I was with some HR Pros recently and one of them shared a standard HR axiom about what we do as HR Pros in the vain of maintaining consistency. If we are wrong in the beginning then we just keep being wrong! It sounds idiotic doesn’t!?! But you see it every single day in HR. At one point someone made a decision, for who knows what reason, and no matter what the reason precedence was set and through hell and high water we will keep making that same decision!
We are HR! We are HR! We are HR! (keep the chant going!)
I’m this person. Well, I’m trying not to be. You see in my organization we do the same stuff. If my recruiters exceed their goals we have various rewards that get – one of those is the ability to have a flex day throughout their week, where they can work from home or come in late, leave early, etc. It’s up to them. In our environment, that reward is worth its weight in gold! But (there’s always a “But”) when a holiday week happens where the person is already going to be off for a day, we have said no flex day that week. Seemed like a reasonable plan.
But was it?
A reward is set up to be a reward it shouldn’t matter if the person has a vacation, or has a holiday, etc. I had to ask myself why do we do this, take this away just because of a holiday? I trust my people, especially those working their butts off to exceed their goals, so why take it away? I was wrong. So, I decided to change it and do the right thing.

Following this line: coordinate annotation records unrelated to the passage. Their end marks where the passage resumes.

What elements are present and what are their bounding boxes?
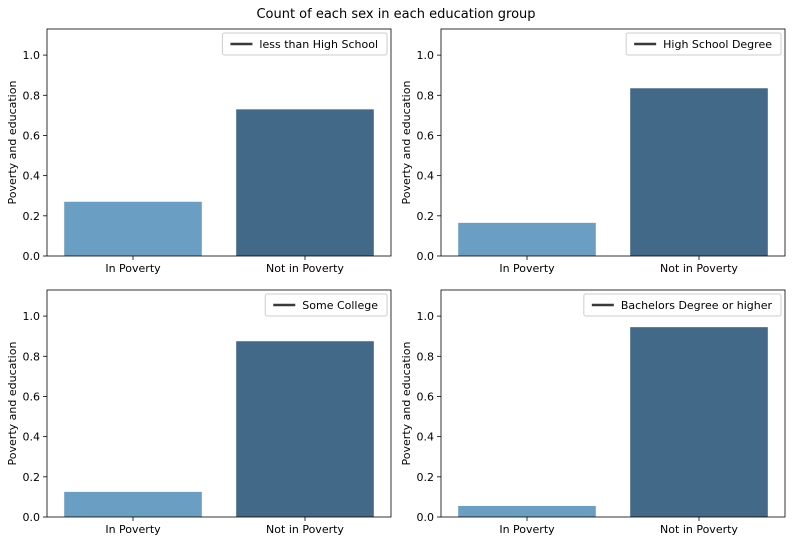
legend-label: less than High School: [259, 38, 378, 51]
x-tick-label: In Poverty: [105, 262, 161, 275]
y-tick-label: 0.8: [23, 89, 41, 102]
y-tick-label: 0.2: [417, 210, 435, 223]
y-tick-label: 1.0: [23, 49, 41, 62]
y-axis-label: Poverty and education: [6, 81, 19, 205]
bar-3-2: [236, 341, 374, 517]
legend-label: High School Degree: [663, 38, 772, 51]
legend: Bachelors Degree or higher: [583, 293, 782, 317]
axes-frame: [46, 289, 392, 518]
y-tick-label: 0.6: [23, 129, 41, 142]
y-tick-label: 1.0: [23, 310, 41, 323]
subplot-4: In Poverty Not in Poverty 0.0 0.2 0.4 0.6 0.8 1…: [400, 289, 786, 536]
legend: less than High School: [221, 32, 388, 56]
y-tick-label: 0.4: [417, 431, 435, 444]
y-axis-label: Poverty and education: [6, 342, 19, 466]
legend: High School Degree: [625, 32, 782, 56]
y-tick-label: 1.0: [417, 310, 435, 323]
y-tick-label: 1.0: [417, 49, 435, 62]
y-tick-label: 0.8: [417, 350, 435, 363]
subplot-3: In Poverty Not in Poverty 0.0 0.2 0.4 0.6 0.8 1…: [6, 289, 392, 536]
y-tick-label: 0.0: [23, 250, 41, 263]
y-tick-label: 0.0: [417, 511, 435, 524]
y-tick-label: 0.6: [417, 390, 435, 403]
bar-4-2: [630, 327, 768, 517]
y-tick-label: 0.2: [23, 210, 41, 223]
y-tick-label: 0.6: [417, 129, 435, 142]
x-tick-label: Not in Poverty: [660, 523, 738, 536]
legend-box: [625, 32, 782, 56]
x-tick-label: In Poverty: [105, 523, 161, 536]
y-axis-label: Poverty and education: [400, 342, 413, 466]
x-tick-label: Not in Poverty: [660, 262, 738, 275]
bar-1-1: [64, 201, 202, 256]
bar-1-2: [236, 109, 374, 257]
subplot-2: In Poverty Not in Poverty 0.0 0.2 0.4 0.6 0.8 1…: [400, 28, 786, 275]
legend: Some College: [264, 293, 388, 317]
legend-label: Some College: [302, 299, 378, 312]
subplot-1: In Poverty Not in Poverty 0.0 0.2 0.4 0.6 0.8 1…: [6, 28, 392, 275]
legend-box: [583, 293, 782, 317]
y-tick-label: 0.4: [23, 170, 41, 183]
bar-3-1: [64, 491, 202, 517]
y-tick-label: 0.2: [23, 471, 41, 484]
figure-title: Count of each sex in each education grou…: [256, 7, 535, 22]
axes-frame: [440, 289, 786, 518]
bar-2-1: [458, 222, 596, 256]
y-tick-label: 0.6: [23, 390, 41, 403]
bar-2-2: [630, 88, 768, 256]
x-tick-label: In Poverty: [499, 262, 555, 275]
legend-box: [221, 32, 388, 56]
y-tick-label: 0.0: [417, 250, 435, 263]
legend-label: Bachelors Degree or higher: [621, 299, 773, 312]
y-tick-label: 0.4: [23, 431, 41, 444]
axes-frame: [440, 28, 786, 257]
y-tick-label: 0.2: [417, 471, 435, 484]
bar-4-1: [458, 505, 596, 517]
x-tick-label: In Poverty: [499, 523, 555, 536]
y-tick-label: 0.8: [417, 89, 435, 102]
y-axis-label: Poverty and education: [400, 81, 413, 205]
legend-box: [264, 293, 388, 317]
x-tick-label: Not in Poverty: [266, 523, 344, 536]
y-tick-label: 0.0: [23, 511, 41, 524]
y-tick-label: 0.4: [417, 170, 435, 183]
x-tick-label: Not in Poverty: [266, 262, 344, 275]
axes-frame: [46, 28, 392, 257]
y-tick-label: 0.8: [23, 350, 41, 363]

Do you know what the first reaction was? Yep, it was “Wait” that’s not how we did it before. A very normal reaction we have as leaders because we want to deliver consistency to our teams, and I agree with that concept for sustained engagement but there’s one thing that should override this. When you’re wrong!
So, do you have the courage to stop being wrong?
Most of your peers don’t. They get caught up in groupthink. They get caught up thinking they are being “consistent” and that is good. But being consistent on doing something wrong is just being consistently wrong! You have a choice, keep being wrong or start being right! What will you do?
It takes practice to stop and really assess the way we are doing things and analyze if we could be approaching life/work/relationships better. Sometimes the thought of making the time for that birds-eye view is just too exhausting or mind-bending – so we don’t even try. And that, is truly a sad thing.
Great point. The greater challenge is being open to others pointing out that the way we’ve “always done things” may be wrong. It’s easy for me to say, “huh, the way I’ve done things isn’t working, let me change that…” Having someone else say it automatically pushes the release button on those defensive shields we in HR are prone throw up.